Ausflug nach Lissabon

Neun Tage in Lissabon - Hervé Le Tellier

Neun Tage in Lissabon
von Hervé Le Tellier

Lissabon, eine meiner Lieblingshauptstädte Europas, in die ich immer wieder gerne reise und immer wieder Neues entdecke. Dieser Roman sollte mich dorthin entführen, wenn ich daheim bleiben muss und hat es leider nur teilweise geschafft.

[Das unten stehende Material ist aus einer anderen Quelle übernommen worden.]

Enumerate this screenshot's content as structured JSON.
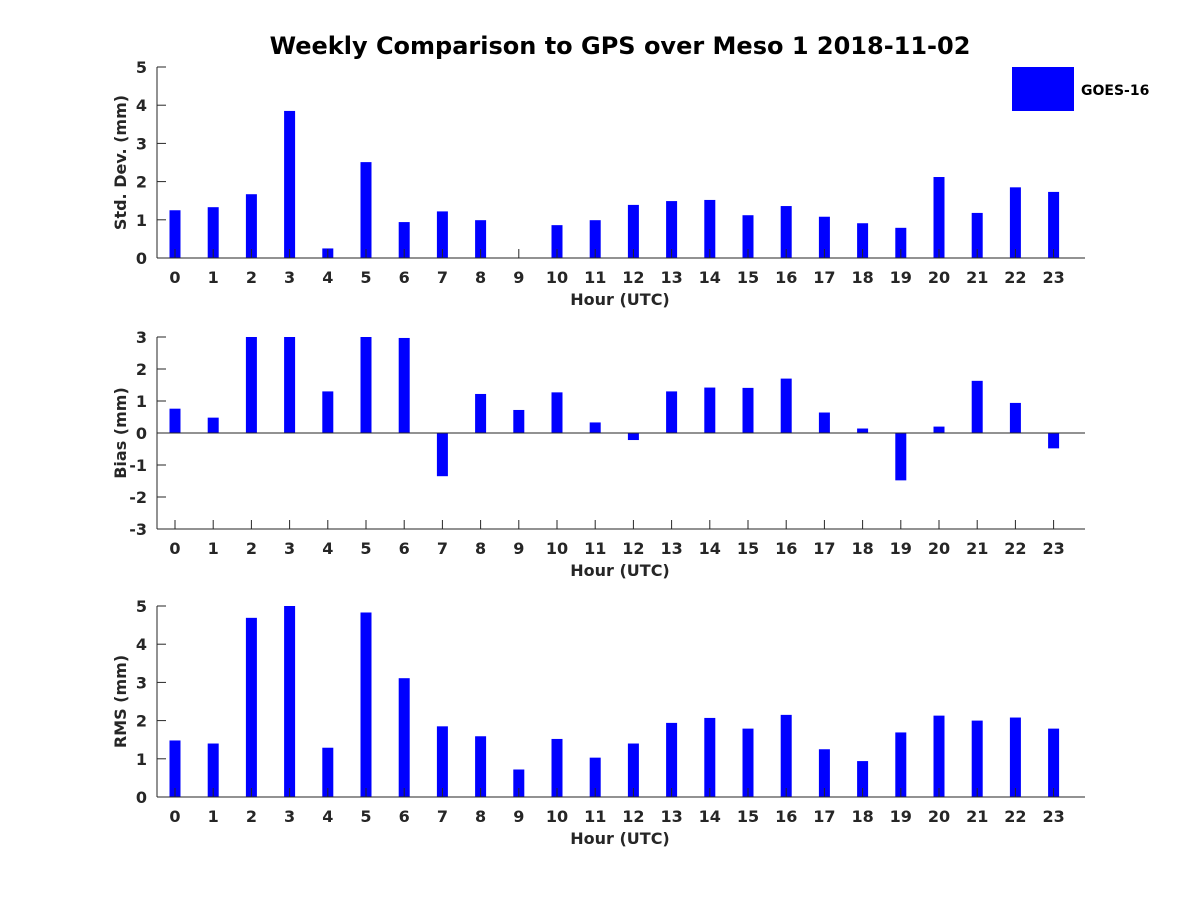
{
  "colors": {
    "bar": "#0000ff",
    "axis": "#262626"
  },
  "chart_data": [
    {
      "type": "bar",
      "title": "Weekly Comparison to GPS over Meso 1 2018-11-02",
      "xlabel": "Hour (UTC)",
      "ylabel": "Std. Dev. (mm)",
      "categories": [
        "0",
        "1",
        "2",
        "3",
        "4",
        "5",
        "6",
        "7",
        "8",
        "9",
        "10",
        "11",
        "12",
        "13",
        "14",
        "15",
        "16",
        "17",
        "18",
        "19",
        "20",
        "21",
        "22",
        "23"
      ],
      "series": [
        {
          "name": "GOES-16",
          "values": [
            1.25,
            1.33,
            1.67,
            3.85,
            0.25,
            2.51,
            0.94,
            1.22,
            0.99,
            0.0,
            0.86,
            0.99,
            1.39,
            1.49,
            1.52,
            1.12,
            1.36,
            1.08,
            0.91,
            0.79,
            2.12,
            1.18,
            1.85,
            1.73
          ]
        }
      ],
      "ylim": [
        0,
        5
      ],
      "yticks": [
        "0",
        "1",
        "2",
        "3",
        "4",
        "5"
      ],
      "legend": {
        "entries": [
          "GOES-16"
        ],
        "position": "top-right"
      }
    },
    {
      "type": "bar",
      "xlabel": "Hour (UTC)",
      "ylabel": "Bias (mm)",
      "categories": [
        "0",
        "1",
        "2",
        "3",
        "4",
        "5",
        "6",
        "7",
        "8",
        "9",
        "10",
        "11",
        "12",
        "13",
        "14",
        "15",
        "16",
        "17",
        "18",
        "19",
        "20",
        "21",
        "22",
        "23"
      ],
      "series": [
        {
          "name": "GOES-16",
          "values": [
            0.76,
            0.48,
            3.0,
            3.0,
            1.3,
            3.0,
            2.97,
            -1.35,
            1.22,
            0.72,
            1.27,
            0.33,
            -0.22,
            1.3,
            1.42,
            1.41,
            1.7,
            0.64,
            0.14,
            -1.48,
            0.2,
            1.63,
            0.94,
            -0.48
          ]
        }
      ],
      "ylim": [
        -3,
        3
      ],
      "yticks": [
        "-3",
        "-2",
        "-1",
        "0",
        "1",
        "2",
        "3"
      ]
    },
    {
      "type": "bar",
      "xlabel": "Hour (UTC)",
      "ylabel": "RMS (mm)",
      "categories": [
        "0",
        "1",
        "2",
        "3",
        "4",
        "5",
        "6",
        "7",
        "8",
        "9",
        "10",
        "11",
        "12",
        "13",
        "14",
        "15",
        "16",
        "17",
        "18",
        "19",
        "20",
        "21",
        "22",
        "23"
      ],
      "series": [
        {
          "name": "GOES-16",
          "values": [
            1.48,
            1.4,
            4.69,
            5.0,
            1.29,
            4.83,
            3.11,
            1.85,
            1.59,
            0.72,
            1.52,
            1.03,
            1.4,
            1.94,
            2.07,
            1.79,
            2.15,
            1.25,
            0.94,
            1.69,
            2.13,
            2.0,
            2.08,
            1.79
          ]
        }
      ],
      "ylim": [
        0,
        5
      ],
      "yticks": [
        "0",
        "1",
        "2",
        "3",
        "4",
        "5"
      ]
    }
  ]
}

Die Figuren sind fein ausgearbeitet, aber nicht sehr sympathisch. Vincent und António sind sehr verschieden und verstehen sich mal gut, mal weniger gut. Der Roman wird aber hauptsächlich aus Vincents Sicht erzählt, womit er auch im Fokus steht. Seine Art rief einmal Mitgefühl, mal Mitleid, mal Kopfschütteln und mal Verwirrtheit bei mir hervor. Irgendwie hat er wirklich kein Talent für das Leben. Schade finde ich, das sein Charakter dann etwas einseitig beschrieben wird, denn er hat sicherlich auch gute Seiten. Das Gleiche gilt für António, der mal sehr tiefgehend charakterisiert wird, dann aber als Nebenfigur etwas zweidimensional bleibt.
 
Die Gespräche oder Gedankengänge sind sehr klug oder wirken zumindest so. Der Roman ist allgemein um einiges nachdenklicher und ruhiger als ich es erwartete. Der Serienmörder, über den sie berichten sollen, bleibt im Hintergrund und wird lediglich in 1-2 Kapiteln in den Fokus gerückt, da es schliesslich der Grund für den Aufenthalt von Vincent und António ist.
 
Der Schreibstil liest sich gut und hat eine, finde ich, gute Balance zwischen Beschreibungen und direkter Sprache. Ausserdem sind die Kapitel relativ kurz oder innerhalb der Kapitel die Szenenwechsel mit gut markierten Absätzen untertrennt. Deshalb liest sich das Buch auch gut unterwegs, weil es eben immer wieder Stellen gibt, an denen man gut unterbrechen kann.
Dennoch würde ich empfehlen, den Roman möglichst an einem Stück zu lesen, weil dann der rote Faden der Geschichte viel angenehmer und logischer ist.
 
Lissabon als "Bühne" der Erzählung ist sehr gelungen. Der Leser erhält genaue Informationen über Plätze, Strassen und Kleinigkeiten im Alltag. So hat der Autor seinen Blick für Details bewiesen, was mich sehr erfreute, da ich einige Schauplätze, an denen ich schon war, sehr gut in Erinnerung hatte. Wer sich allerdings Informationen über Sehenswürdigkeiten erhofft, findet mit diesem Roman keinen Reiseführer, obwohl einige sehr sehenswerte Orte und Gebäude genannt werden.
 
Was mich etwas irritierte war die Zeit. Die Geschichte spielt in 1985, was manchmal betont wird (z.B. mit Autos der damaligen Zeit oder explizit mit der Jahreszahl), andererseits aber in gewissen Szenen wohl vergessen wurde (denn ich bezweifle, dass Vincent 1985 in einem Strassencafé einfach sein MacBook auf dem Tisch für Notizen auspackt). Der grösste Aufreger für mich persönlich war jedoch der Fluss! So heisst der Fluss, der aus Spanien kommt und in Portugal bei Lissabon ins Meer mündet: Tejo. Was mich grausam ärgerte, jedes mal wenn ich darüber gelesen habe. Der Autor (bzw. Übersetzer) entschied sich jedoch für den spanischen Namen des Flusses und schrieb jeweils Tajo. Was ich anfänglich für einen bösen Patzer hielt, habe ich nach kurzer Internetrecherche akzeptiert. Da der Roman jedoch in Portugal / Lissabon spielt, verstehe ich die Wahl des spanischen Namens dennoch nicht.
 
Alles in Allem ein schöner Roman, der zwar meine Erwartungen nicht ganz erfüllte, aber auch nicht als Schlecht zu bezeichnen ist.